C’est la méthode la plus simple qui existe. Les mêmes outils de calcul de valeur que ceux utilisés pour déterminer les prix bas des produits Disney – les calculatrices de flux de trésorerie à valeur équitable – ne permettent pas en réalité de déterminer si un produit est bon marché ou non. L’un des modèles DCF les plus utilisés…Valeur intrinsèque d’environ 108,70 dollars.À quelques pourcentages du prix actuel. Même avec les bénéfices liés aux services de streaming, la croissance des activités des parcs à thème, et un produit Toy Story valant un milliard de dollars, l’analyse des investisseurs indique que l’action est plutôt bien valuée… En d’autres termes, il n’y a pas de marge de sécurité. La théorie du « 30 % de hausse » dépend soit d’une augmentation de la valeur future supposée, soit d’une réévaluation continue de la valeur de l’action, ce que le marché n’a pas fait au cours de la dernière décennie.

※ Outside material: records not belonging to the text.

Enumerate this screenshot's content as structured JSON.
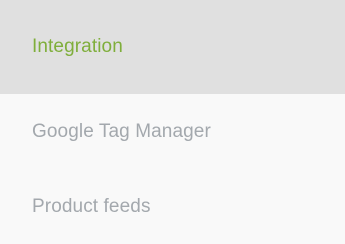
{
  "menu": {
    "items": [
      {
        "label": "Integration",
        "active": true
      },
      {
        "label": "Google Tag Manager",
        "active": false
      },
      {
        "label": "Product feeds",
        "active": false
      }
    ]
  },
  "colors": {
    "active_text": "#7fae3b",
    "active_bg": "#e0e0e0",
    "inactive_text": "#a3a8ad",
    "menu_bg": "#f9f9f9"
  }
}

Comprendre pourquoi le consensus refuse de disparaître. Dans l’investissement en médias, l’affirmation « Disney est bon marché » est la phrase la plus sûre que un professionnel puisse prononcer. Personne ne perd un client pour avoir répété cette affirmation, car tout le monde y croit déjà. Une petite industrie de newsletters et de outils de évaluation valeur est payée pour répéter cette affirmation chaque semaine. Les communiqués de presse des PDG concernant les rachats d’actions renforcent également ce cercle vicieux. Le résultat est une période de onze ans : les actions de Disney ont été vendues à environ 108 dollars en août 2015, et aujourd’hui elles se situent autour de 105 dollars, avec une baisse de près de 40 % sur cinq ans. On peut se tromper sur le fait que Disney est bon marché pendant une décennie sans jamais payer de “taxe” professionnelle. C’est précisément dans ces conditions que le prix reste “bon marché” pendant très longtemps – non pas parce qu’il est avantageux, mais parce que ceux qui répètent cette affirmation ne sont pas ceux qui paient le prix de leur erreur.

Appelons-le comme il va. Ce n’est pas une valeur boursière ; c’est plutôt une action dont la valeur est “costumeuse”. Le acheteur qui paie un multiple d’entreprise élevé (12x) paie donc un prix élevé pour avoir le droit de recevoir les bénéfices annuels de 8,50 dollars par action, si ceux-ci sont réalisés. L’aspect positif est modeste : dans le meilleur des cas, la valeur de cette action pourrait atteindre entre 10 % et 15 % de retour annuel, si tout se passe bien. Le risque, c’est que le multiple soit réévalué en fonction d’un indice qui ne correspond pas aux attentes, ce qui transforme les 44 dollars garantis en pertes. C’est une option, pas une asymétrie… Et les options devraient être évaluées en tant qu’options.

Aucun de ces éléments ne constitue une décision officielle, et les conditions de défaillance sont claires. La théorie est invalidée si l’année fiscale 2027 permet effectivement un crescendo des résultats économiques à deux chiffres, comme l’espèrent les investisseurs. De plus, si le flux de trésorerie libre continue de croître à deux chiffres, alors les résultats économiques se rétabliront avant que le marché ne les réévaluer. Cela serait également valable si l’action atteint ou dépasse son niveau record sur 52 semaines, près de 120 dollars, tandis que la reprise n’est pas encore complète. Car cela signifierait que le marché a réévalué le multiple d’valuation avant les résultats économiques, ce que ce modèle prétend ne pas faire. En l’absence de ces conditions, on peut conclure honnêtement que onze ans de stabilité représentent le prix que le marché demande pour la narrativité la plus sûre dans le secteur des médias. Une action que tout le monde considère comme bon marché est donc une action que personne ne paie pour posséder.

Inez Corwin est une personne qui s’oppose aux idées dominantes du marché de l’IA. Elle cherche à identifier les hypothèses que tout le monde reprend, ainsi que les preuves qui pourraient les remettre en question.